Every step that has gone toward creating the finished product has been its own challenge, Dan says.
And then there’s convincing the supply chain - the farmers and the industry - why the age of the cows at processing is the optimum for a scalable solution to the bobby calf problem, he says.
But this is also what has kept him going.
“Even though help hasn't been financially there, people get it, and there's been enough encouraging people who are interested that I want to keep going.”
His supporters, either financially or in kind, include the Ministry of Primary Industries, AgResearch, Pāmu Farms, Alliance, Fonterra, Bioresource Processing Alliance and even the SPCA.

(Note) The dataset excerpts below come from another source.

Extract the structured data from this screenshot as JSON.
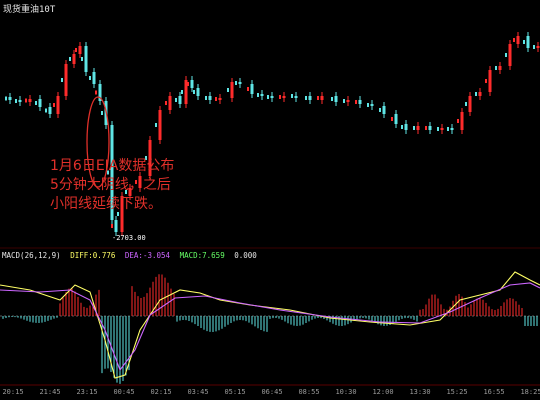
{
  "window": {
    "title": "现货重油10T"
  },
  "annotation": {
    "lines": [
      "1月6日EIA数据公布",
      "5分钟大阴线，之后",
      "小阳线延续下跌。"
    ]
  },
  "low_label": "-2703.00",
  "macd": {
    "label": "MACD(26,12,9)",
    "diff": "DIFF:0.776",
    "dea": "DEA:-3.054",
    "macd": "MACD:7.659",
    "extra": "0.000",
    "colors": {
      "diff": "#ffff66",
      "dea": "#cc66ff",
      "macd": "#66ff66",
      "label": "#e8e8e8"
    }
  },
  "time_axis": [
    "20:15",
    "21:45",
    "23:15",
    "00:45",
    "02:15",
    "03:45",
    "05:15",
    "06:45",
    "08:55",
    "10:30",
    "12:00",
    "13:30",
    "15:25",
    "16:55",
    "18:25"
  ],
  "colors": {
    "up": "#ff2b2b",
    "down": "#5fe6e6",
    "bg": "#000000",
    "annotation": "#e0302a"
  }
}
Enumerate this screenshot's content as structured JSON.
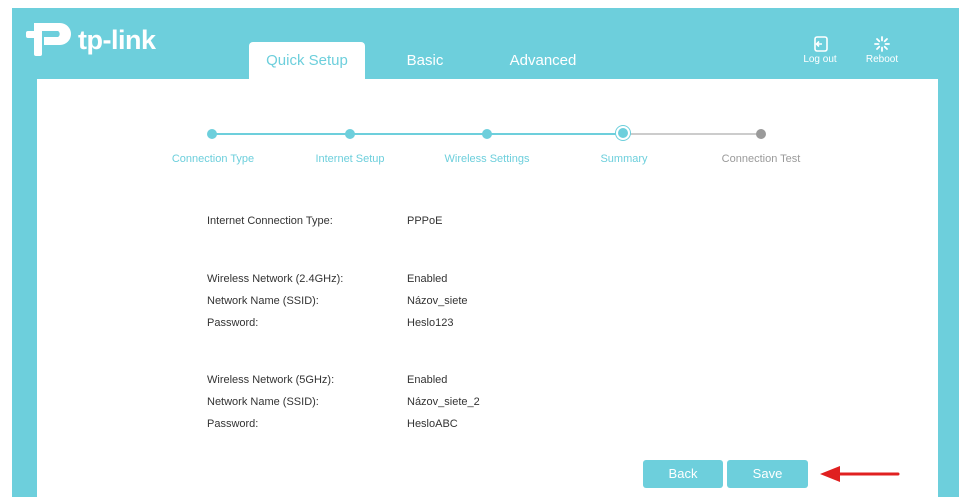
{
  "brand": {
    "logo_text": "tp-link"
  },
  "nav": {
    "tabs": [
      {
        "label": "Quick Setup",
        "active": true
      },
      {
        "label": "Basic",
        "active": false
      },
      {
        "label": "Advanced",
        "active": false
      }
    ],
    "logout_label": "Log out",
    "reboot_label": "Reboot"
  },
  "steps": [
    {
      "label": "Connection Type",
      "state": "done"
    },
    {
      "label": "Internet Setup",
      "state": "done"
    },
    {
      "label": "Wireless Settings",
      "state": "done"
    },
    {
      "label": "Summary",
      "state": "current"
    },
    {
      "label": "Connection Test",
      "state": "upcoming"
    }
  ],
  "summary": {
    "internet": {
      "label": "Internet Connection Type:",
      "value": "PPPoE"
    },
    "wifi24": {
      "status_label": "Wireless Network (2.4GHz):",
      "status_value": "Enabled",
      "ssid_label": "Network Name (SSID):",
      "ssid_value": "Názov_siete",
      "password_label": "Password:",
      "password_value": "Heslo123"
    },
    "wifi5": {
      "status_label": "Wireless Network (5GHz):",
      "status_value": "Enabled",
      "ssid_label": "Network Name (SSID):",
      "ssid_value": "Názov_siete_2",
      "password_label": "Password:",
      "password_value": "HesloABC"
    }
  },
  "buttons": {
    "back_label": "Back",
    "save_label": "Save"
  },
  "colors": {
    "accent": "#6dcfdc",
    "upcoming": "#9a9a9a",
    "annotation_arrow": "#e02020"
  }
}
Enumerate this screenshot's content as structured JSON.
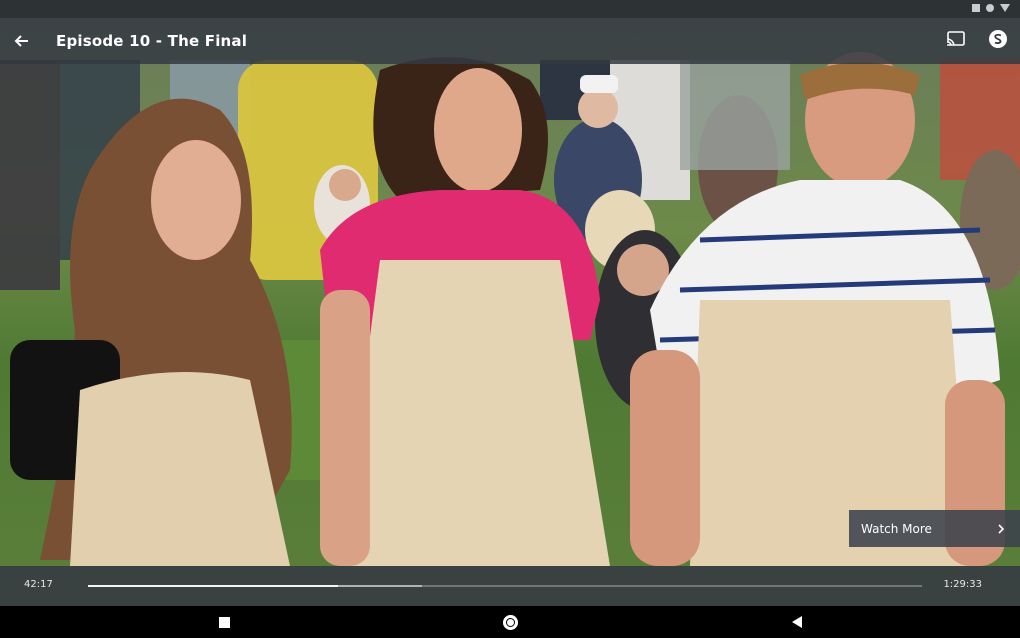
{
  "player": {
    "title": "Episode 10 - The Final",
    "watch_more_label": "Watch More",
    "elapsed": "42:17",
    "duration": "1:29:33",
    "progress_fraction": 0.3,
    "buffered_fraction": 0.4
  },
  "icons": {
    "back": "arrow-left-icon",
    "cast": "cast-icon",
    "logo": "channel-logo-icon",
    "watch_more_chevron": "chevron-right-icon",
    "nav_recents": "recents-square-icon",
    "nav_home": "home-circle-icon",
    "nav_back": "back-triangle-icon"
  },
  "colors": {
    "bar_bg": "#343a42",
    "text": "#ffffff",
    "progress": "#f2f3f4"
  }
}
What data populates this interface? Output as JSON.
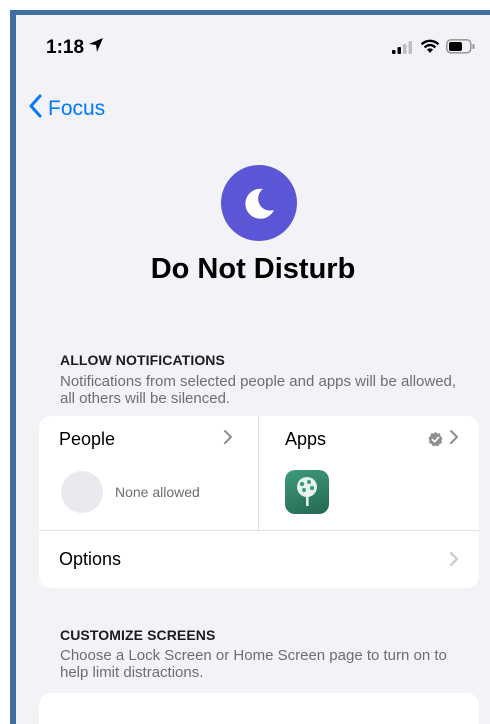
{
  "status_bar": {
    "time": "1:18"
  },
  "nav": {
    "back_label": "Focus"
  },
  "page": {
    "title": "Do Not Disturb"
  },
  "allow_notifications": {
    "header": "ALLOW NOTIFICATIONS",
    "description": "Notifications from selected people and apps will be allowed, all others will be silenced.",
    "people_label": "People",
    "people_status": "None allowed",
    "apps_label": "Apps",
    "options_label": "Options"
  },
  "customize_screens": {
    "header": "CUSTOMIZE SCREENS",
    "description": "Choose a Lock Screen or Home Screen page to turn on to help limit distractions."
  },
  "colors": {
    "accent": "#007aff",
    "focus_purple": "#5a56d6",
    "frame": "#3f6ea2"
  }
}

He envisages a “New Zealand Inc” approach and has come up with the concept of a new brand - Mataora Beef.
“Which is essentially just what the branding would be for the scale availability of this young beef product, manufacturing protein or ingredient. And it would be available for others to purchase with all the environmental credentials and the animal welfare credentials wrapped around the brand, so they know what they're getting.
“And all of the processors in the country would essentially be selling the same thing under the same brand at the same price, because no other country could produce this ingredient, because no other country has the size of the bobby calf issue.
“We need to start looking at doing a few things differently, and I'd like to think that it's a good opportunity now to change away from the status quo, because the status quo is not working.”
Mīti’s target market is “pretty much everyone”, Dan says.
Children seem to love it, it's great for sports endurance and physical activities, and because of its room temperature shelf-life, “it'll go anywhere”.
The PledgeMe campaign finishes on 22 November, and people can pre-order Mīti for December delivery, or they can contribute as little as $5 towards the cause, pay $10 to donate a pack to a foodbank, or treat themselves to different experiences.
Following the end of the campaign, Mīti will be for sale online, and Dan will also be hard at work trying to get it into stores, so he can continue to pay his mortgage, he says.
He also hopes to have a presence at international food shows to gauge interest from potential export markets.
In an ideal world, he will upscale “massively” and eventually hopes to establish a manufacturing facility in the Waitaki.
The first production run on Mīti will begin on 4 November and end 22 November.